Rappelons qu’à l’inverse d’un sous-marin à propulsion conventionnelle, c’est à dire associant un moteur diesel, des batteries et le plus souvent désormais, un système de production d’électricité anaérobie dit AIP (Air Independent Propulsion) permettant d’accroitre l’autonomie de plongée jusqu’à une vingtaine de jours, les sous-marins à propulsion nucléaire n’ont nul besoin de refaire surface pour renouveler l’oxygène du bord afin de permettre aux moteurs diesels de fonctionner et de recharger les batteries. De fait, le navire peut évoluer pour une durée presque illimitée en plongée, la limite étant donnée par la nourriture disponible et l’état psychologique de l’équipage, soit une moyenne de 2 mois par mission. En outre, ces navires peuvent évoluer à grande vitesse en plongée sans limite de temps, là ou les sous-marins conventionnels, même AIP, ne peuvent évoluer qu’à vitesse réduite sous peine de voir leurs batteries se décharger très rapidement. En revanche, et contrairement à ce qui fut parfois dit ou écrit ces derniers jours, les sous-marins à propulsion nucléaire ne sont pas plus discrets que les sous-marins conventionnels, au sens que ces derniers, une fois sur batteries et en vitesse lente ou à l’arrêt, ne produisent quasiment aucun bruit, alors que la chaufferie nucléaire d’un SNA produit toujours un certain niveau sonore, il est vrais désormais moins puissant que le « bruit de la mer » lui-même, autour de 40 db, soit le bruit d’un lave-vaisselle moderne.

Le sous-marin nucléaire lanceur d’engins INS Arihant est le premier sous-marin à propulsion nucléaire conçu par l’Inde. La fin du statu quo sur les exportations technologiques de ce type va permettre à New Delhi de rapidement accroitre ses compétences dans ce domaine, notamment avec l’aide potentielle de la France.

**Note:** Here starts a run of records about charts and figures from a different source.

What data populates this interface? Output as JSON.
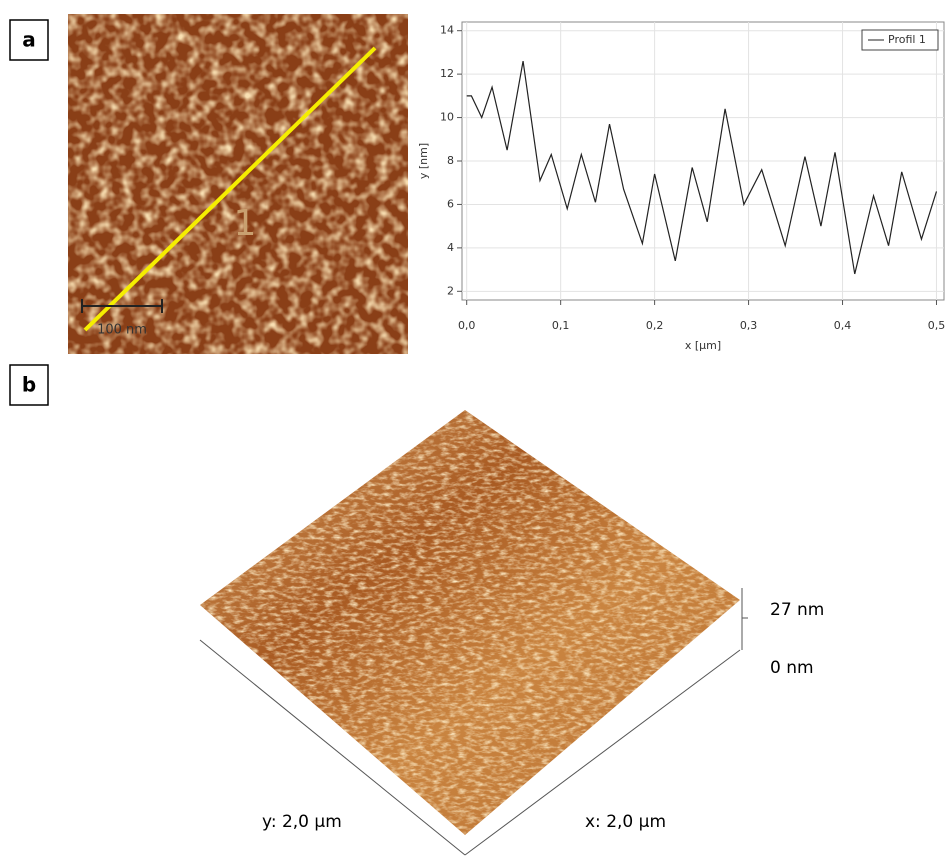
{
  "panels": {
    "a": "a",
    "b": "b"
  },
  "image_a": {
    "scale_bar": "100 nm",
    "marker": "1"
  },
  "image_b": {
    "z_max": "27 nm",
    "z_min": "0 nm",
    "y_size": "y: 2,0 µm",
    "x_size": "x: 2,0 µm"
  },
  "chart_data": {
    "type": "line",
    "xlabel": "x [µm]",
    "ylabel": "y [nm]",
    "x": [
      0,
      0.005,
      0.016,
      0.027,
      0.043,
      0.06,
      0.078,
      0.09,
      0.107,
      0.122,
      0.137,
      0.152,
      0.167,
      0.187,
      0.2,
      0.222,
      0.24,
      0.256,
      0.275,
      0.295,
      0.314,
      0.339,
      0.36,
      0.377,
      0.392,
      0.413,
      0.433,
      0.449,
      0.463,
      0.484,
      0.5
    ],
    "series": [
      {
        "name": "Profil 1",
        "color": "#222222",
        "values": [
          11.0,
          11.0,
          10.0,
          11.4,
          8.5,
          12.6,
          7.1,
          8.3,
          5.8,
          8.3,
          6.1,
          9.7,
          6.7,
          4.2,
          7.4,
          3.4,
          7.7,
          5.2,
          10.4,
          6.0,
          7.6,
          4.1,
          8.2,
          5.0,
          8.4,
          2.8,
          6.4,
          4.1,
          7.5,
          4.4,
          6.6
        ]
      }
    ],
    "xlim": [
      -0.005,
      0.508
    ],
    "ylim": [
      1.6,
      14.4
    ],
    "xticks": [
      {
        "value": 0,
        "label": "0,0"
      },
      {
        "value": 0.1,
        "label": "0,1"
      },
      {
        "value": 0.2,
        "label": "0,2"
      },
      {
        "value": 0.3,
        "label": "0,3"
      },
      {
        "value": 0.4,
        "label": "0,4"
      },
      {
        "value": 0.5,
        "label": "0,5"
      }
    ],
    "yticks": [
      2,
      4,
      6,
      8,
      10,
      12,
      14
    ],
    "grid": true,
    "legend": "upper right"
  }
}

Le premier pays pour qui l’accès à une technologie permettant de concevoir et de construire une flotte de sous-marins à propulsion nucléaire destinés à l’attaque et désignés par l’acronyme SNA en français ou SSN en anglais, est incontestablement l’Inde, qui a entamé un important effort pour moderniser et étendre sa flotte, et dont le chef d’Etat-Major de la Marine avait annoncé à juin dernier qu’il était prêt à sacrifier son 3ème porte-avions pour acquérir 6 submersibles de ce type. Ce n’était donc pas un hasard du tout si, à la suite de l’annonce de la rupture du contrat Australien, la première déclaration internationale du président français fut conjointe avec son homologue indien Narendra Modi, pour affirmer la volonté des deux pays de concevoir une coopération inclusive dans le Pacifique, et pour souligner le rôle stratégique de la coopération technologique de défense franco-indienne dans ce domaine, et ce d’autant que, si l’Inde a conçu par elle même sa propre classe de sous-marin à propulsion nucléaire, l’INS Arihant, elle est loin d’égaler les savoir-faire des 5 grandes nations nucléaires dans ce domaine.